Moldova’s central bank, the National Bank of Moldova (BNM), made the second deep 3 percentage point (pp) rate cut this year on March 20, bringing the refinancing rate down to 14% from 20% within a couple of months.
Consumer price inflation dropped from nearly 35% y/y in October to under 25% y/y in February and the BNM expects it to drop down to 6.6% by the end of the year.
February inflation was 1pp above the BNM’s expectations, which, however, did not prevent the second aggressive rate cut, mainly because the deviation was explained by administrated prices as opposed to CORE inflation.

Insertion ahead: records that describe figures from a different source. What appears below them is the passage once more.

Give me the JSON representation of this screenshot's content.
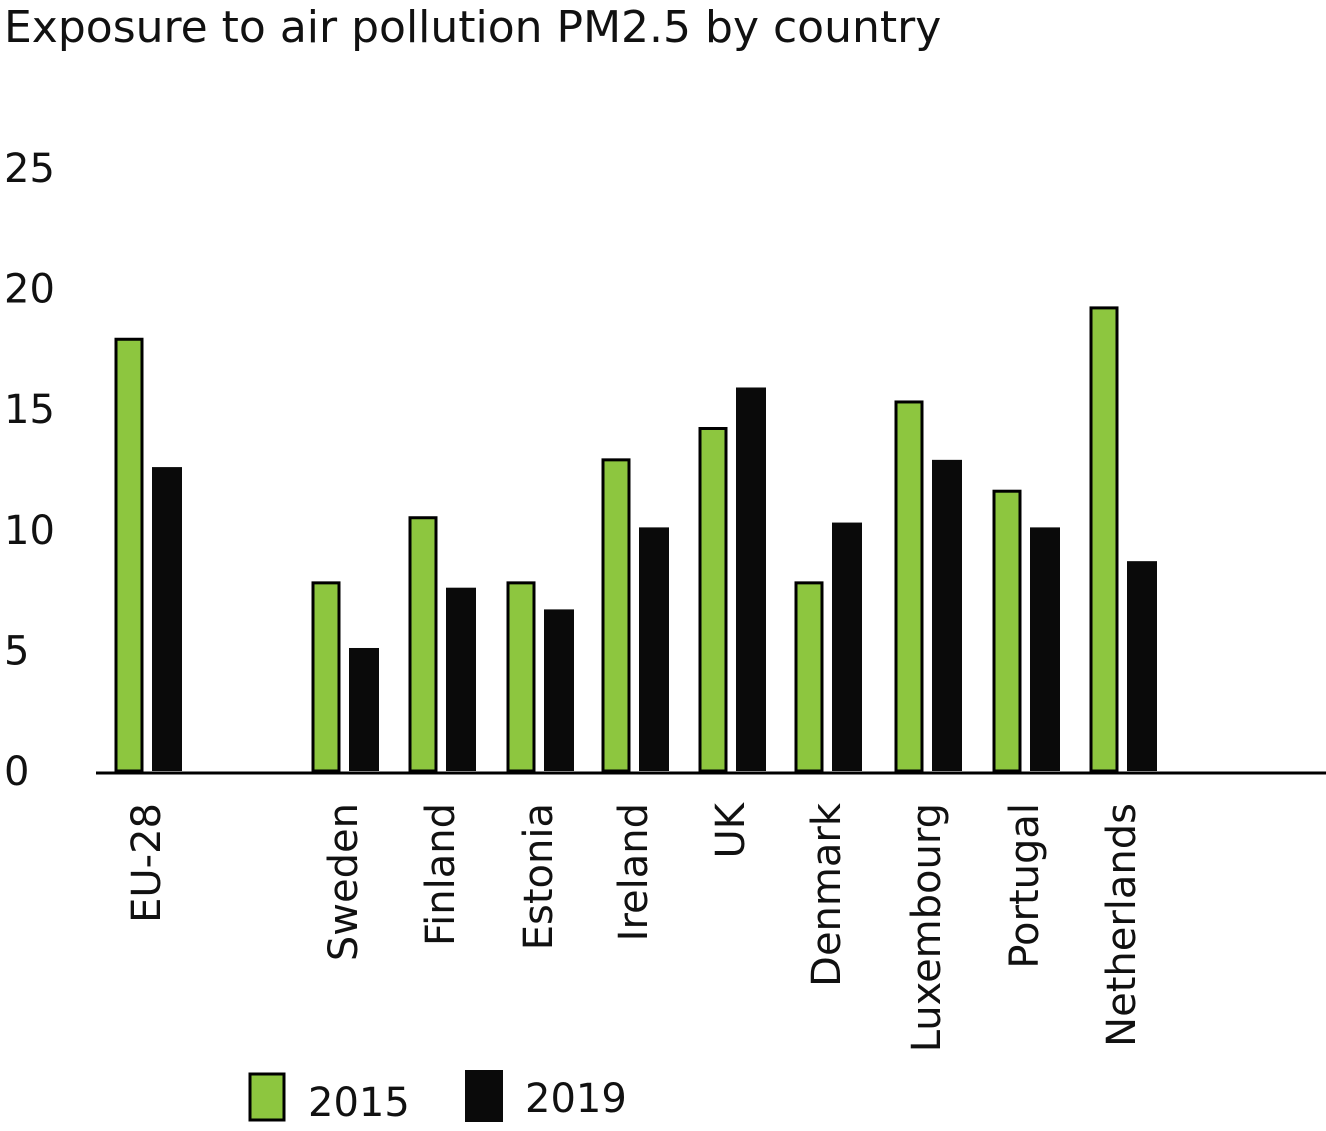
{
  "chart_data": {
    "type": "bar",
    "title": "Exposure to air pollution PM2.5 by country",
    "xlabel": "",
    "ylabel": "",
    "ylim": [
      0,
      25
    ],
    "yticks": [
      "0",
      "5",
      "10",
      "15",
      "20",
      "25"
    ],
    "categories": [
      "EU-28",
      "Sweden",
      "Finland",
      "Estonia",
      "Ireland",
      "UK",
      "Denmark",
      "Luxembourg",
      "Portugal",
      "Netherlands"
    ],
    "series": [
      {
        "name": "2015",
        "values": [
          17.9,
          7.8,
          10.5,
          7.8,
          12.9,
          14.2,
          7.8,
          15.3,
          11.6,
          19.2
        ]
      },
      {
        "name": "2019",
        "values": [
          12.6,
          5.1,
          7.6,
          6.7,
          10.1,
          15.9,
          10.3,
          12.9,
          10.1,
          8.7
        ]
      }
    ],
    "colors": {
      "2015": "#8dc63f",
      "2019": "#0a0a0a"
    },
    "grid": false,
    "legend_position": "bottom"
  }
}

The rapid interest rate adjustment took place amid the background of disappointing Q4 GDP figures: the country’s economy faces a double-digit contraction for the second consecutive quarter.
A major underlying factor for both inflation and the economic contraction is the domestic demand that has particularly weakened. Both private consumption and the aggregated wages in the country contracted by over 10% y/y in Q4.

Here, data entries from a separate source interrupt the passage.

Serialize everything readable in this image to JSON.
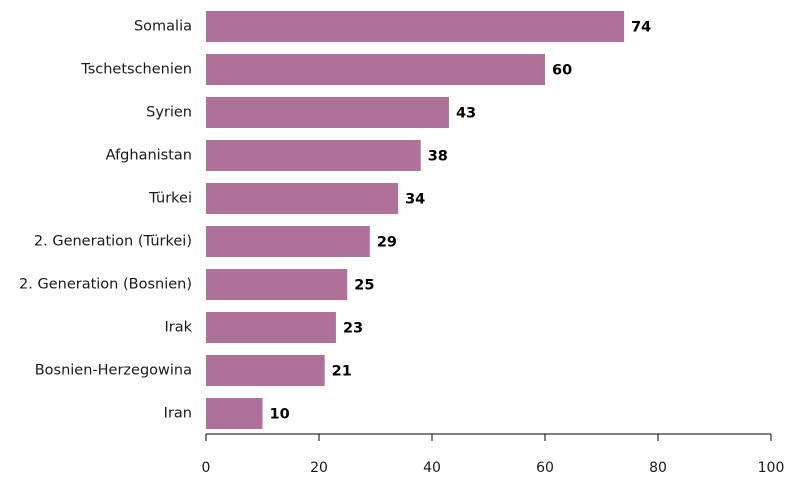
{
  "chart_data": {
    "type": "bar",
    "orientation": "horizontal",
    "categories": [
      "Somalia",
      "Tschetschenien",
      "Syrien",
      "Afghanistan",
      "Türkei",
      "2. Generation (Türkei)",
      "2. Generation (Bosnien)",
      "Irak",
      "Bosnien-Herzegowina",
      "Iran"
    ],
    "values": [
      74,
      60,
      43,
      38,
      34,
      29,
      25,
      23,
      21,
      10
    ],
    "value_labels": [
      "74",
      "60",
      "43",
      "38",
      "34",
      "29",
      "25",
      "23",
      "21",
      "10"
    ],
    "xlim": [
      0,
      100
    ],
    "xticks": [
      0,
      20,
      40,
      60,
      80,
      100
    ],
    "xtick_labels": [
      "0",
      "20",
      "40",
      "60",
      "80",
      "100"
    ],
    "title": "",
    "xlabel": "",
    "ylabel": "",
    "grid": false,
    "colors": {
      "bar": "#ae7199",
      "value_label": "#000000",
      "axis": "#000000"
    }
  }
}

Subdued demand will remain a significant driver for inflation in the coming quarters, but will not be the only one. The BNM cited sluggish external demand, base effects and moderate energy prices globally among other drivers.
The last two rate cuts had an asymmetric impact on the interest rates in Moldova – deposit interest rates decreased, as expected, but loan interest rates increased marginally.
The weighted average rate on deposits was 11.1% in February 2023, 1.94pp less compared to January 2023, while the average loan interest rate was 14.34%, 0.08pp more compared to January.